Proposed school increases would cause 7¢ hike in tax rate
Increases proposed by the Mathews County School Board in its 2017-2018 budget would translate into about a 7 cent hike on the county’s real estate tax rate, county administrator Mindy Conner said Tuesday night.
Conner made that comment during Tuesday night’s joint supervisors/school board dinner meeting at Thomas Hunter Middle School, which was the first opportunity for supervisors to get an in-depth look at what is now the fourth draft of the school board’s $14.17 million proposed budget.
The school board’s proposal calls for the county to contribute $8,131,584 next year, an increase of $679,951 from the $7.45 million county share in the current budget.
Supervisors’ chairman Jack White said that when he first ran for office nearly four years ago, he predicted a fiscal crisis in the county. On the heels of a reassessment that has seen property values drop around 4 percent, or $67 million, “this is what we’re facing right now,” he said.

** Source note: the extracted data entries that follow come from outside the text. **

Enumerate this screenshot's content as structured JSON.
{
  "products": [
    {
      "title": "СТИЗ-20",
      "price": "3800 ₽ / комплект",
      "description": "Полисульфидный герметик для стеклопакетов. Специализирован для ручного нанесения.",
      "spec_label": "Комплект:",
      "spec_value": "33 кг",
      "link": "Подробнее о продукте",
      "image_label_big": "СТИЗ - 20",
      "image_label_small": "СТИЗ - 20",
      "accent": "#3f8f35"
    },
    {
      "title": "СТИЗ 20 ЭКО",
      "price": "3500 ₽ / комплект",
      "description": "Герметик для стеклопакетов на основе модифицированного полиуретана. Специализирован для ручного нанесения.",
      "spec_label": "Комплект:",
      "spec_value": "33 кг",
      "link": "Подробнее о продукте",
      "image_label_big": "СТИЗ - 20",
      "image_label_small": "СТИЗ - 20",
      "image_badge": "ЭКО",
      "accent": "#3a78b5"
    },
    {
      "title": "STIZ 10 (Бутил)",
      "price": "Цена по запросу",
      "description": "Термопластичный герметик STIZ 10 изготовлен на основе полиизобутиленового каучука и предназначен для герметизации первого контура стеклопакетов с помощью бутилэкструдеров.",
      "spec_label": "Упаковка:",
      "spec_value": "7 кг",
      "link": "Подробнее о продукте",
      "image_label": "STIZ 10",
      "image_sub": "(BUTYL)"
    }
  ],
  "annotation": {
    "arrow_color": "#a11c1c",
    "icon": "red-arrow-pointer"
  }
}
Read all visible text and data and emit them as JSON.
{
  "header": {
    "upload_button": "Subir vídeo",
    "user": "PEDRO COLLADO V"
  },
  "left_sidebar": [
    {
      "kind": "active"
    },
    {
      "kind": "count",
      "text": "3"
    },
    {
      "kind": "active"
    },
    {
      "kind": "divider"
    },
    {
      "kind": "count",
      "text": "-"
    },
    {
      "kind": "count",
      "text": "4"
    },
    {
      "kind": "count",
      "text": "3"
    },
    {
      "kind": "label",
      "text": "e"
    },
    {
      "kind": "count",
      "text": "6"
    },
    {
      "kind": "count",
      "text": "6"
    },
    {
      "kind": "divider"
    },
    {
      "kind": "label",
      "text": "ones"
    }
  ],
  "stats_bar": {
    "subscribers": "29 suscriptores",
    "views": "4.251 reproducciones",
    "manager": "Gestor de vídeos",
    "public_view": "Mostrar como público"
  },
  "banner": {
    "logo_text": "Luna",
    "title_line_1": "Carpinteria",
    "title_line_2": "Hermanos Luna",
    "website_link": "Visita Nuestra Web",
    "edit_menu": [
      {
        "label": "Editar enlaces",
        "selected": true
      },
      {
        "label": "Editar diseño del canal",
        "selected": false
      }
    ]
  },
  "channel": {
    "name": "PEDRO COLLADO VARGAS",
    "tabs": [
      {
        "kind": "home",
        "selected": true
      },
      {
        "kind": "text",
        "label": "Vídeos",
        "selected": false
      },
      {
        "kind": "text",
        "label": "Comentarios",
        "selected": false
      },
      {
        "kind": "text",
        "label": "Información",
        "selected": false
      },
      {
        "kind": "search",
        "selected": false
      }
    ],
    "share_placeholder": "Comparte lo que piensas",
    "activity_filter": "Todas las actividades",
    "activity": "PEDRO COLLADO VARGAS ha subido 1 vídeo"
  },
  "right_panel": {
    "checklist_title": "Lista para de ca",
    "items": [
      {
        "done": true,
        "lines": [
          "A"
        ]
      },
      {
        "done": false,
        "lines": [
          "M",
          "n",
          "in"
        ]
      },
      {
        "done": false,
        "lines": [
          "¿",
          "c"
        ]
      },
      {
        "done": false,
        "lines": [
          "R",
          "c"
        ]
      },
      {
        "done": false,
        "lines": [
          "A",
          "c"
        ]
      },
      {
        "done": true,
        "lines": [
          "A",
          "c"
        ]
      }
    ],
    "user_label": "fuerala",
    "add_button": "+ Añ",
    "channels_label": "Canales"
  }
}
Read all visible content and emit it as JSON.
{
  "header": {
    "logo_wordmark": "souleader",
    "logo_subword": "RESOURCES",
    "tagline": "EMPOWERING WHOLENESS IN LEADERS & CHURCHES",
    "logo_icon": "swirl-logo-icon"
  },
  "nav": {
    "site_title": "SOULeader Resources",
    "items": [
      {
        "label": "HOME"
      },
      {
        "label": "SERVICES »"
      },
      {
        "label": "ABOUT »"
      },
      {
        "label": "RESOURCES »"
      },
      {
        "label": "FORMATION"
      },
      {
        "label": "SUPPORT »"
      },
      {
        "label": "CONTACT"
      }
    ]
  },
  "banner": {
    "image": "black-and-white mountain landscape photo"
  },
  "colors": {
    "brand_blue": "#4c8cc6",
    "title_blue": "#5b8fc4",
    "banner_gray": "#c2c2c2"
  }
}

For the past three years, White said, the county has been operating under fairly austere budgets. As a starting point, the tax rate will have to be adjusted to account for the drop in property values to assure that the county receives the equivalent amount of revenue. White indicated that he’s “very leery of going too far” beyond that equalized rate in this coming year’s budget.
White did express a willingness to work with the school board to come up with a budget that is fair to all concerned. “We are allies, not adversaries,” he said at several points during the hour-long meeting.
Some of the bigger ticket items in the increase over the current operating budget include a 1 percent raise for all employees, plus step on the salary scale ($244,686); increases in Virginia Retirement Service and health insurance payments ($144,703); a new elementary teacher position ($61,841), and a media specialist position for Thomas Hunter Middle School ($62,043).
School board member Jeanice Sadler asked how much the county expects to receive from meals tax revenues. Conner replied that getting the meals tax referendum passed in last year’s election was a huge accomplishment and she thanked the schools for their support of the initiative.
While the meals tax will make a difference for the county in the long term, she said, its impact will not be immediate. Plus, she reminded the two boards, revenues from the meals tax are earmarked for the county’s capital needs, not operating budgets.
White said that the meals tax revenues are projected at $300,000 a year. School board vice chairman Ginger Richards added that “we won’t know (exactly how much the county will receive) until a full year.” The meals tax went into effect countywide on Jan. 1.
School board member John Priest pointed out that there are other county agencies that also have pressing capital needs. “We’re not the only one whose fingers are going to be in it,” he said.
“We’ve been facing the specter of a fiscal meltdown for some time,” supervisor O.J. Cole said. While “the school is our future … we also have to manage the business of the county,” he continued.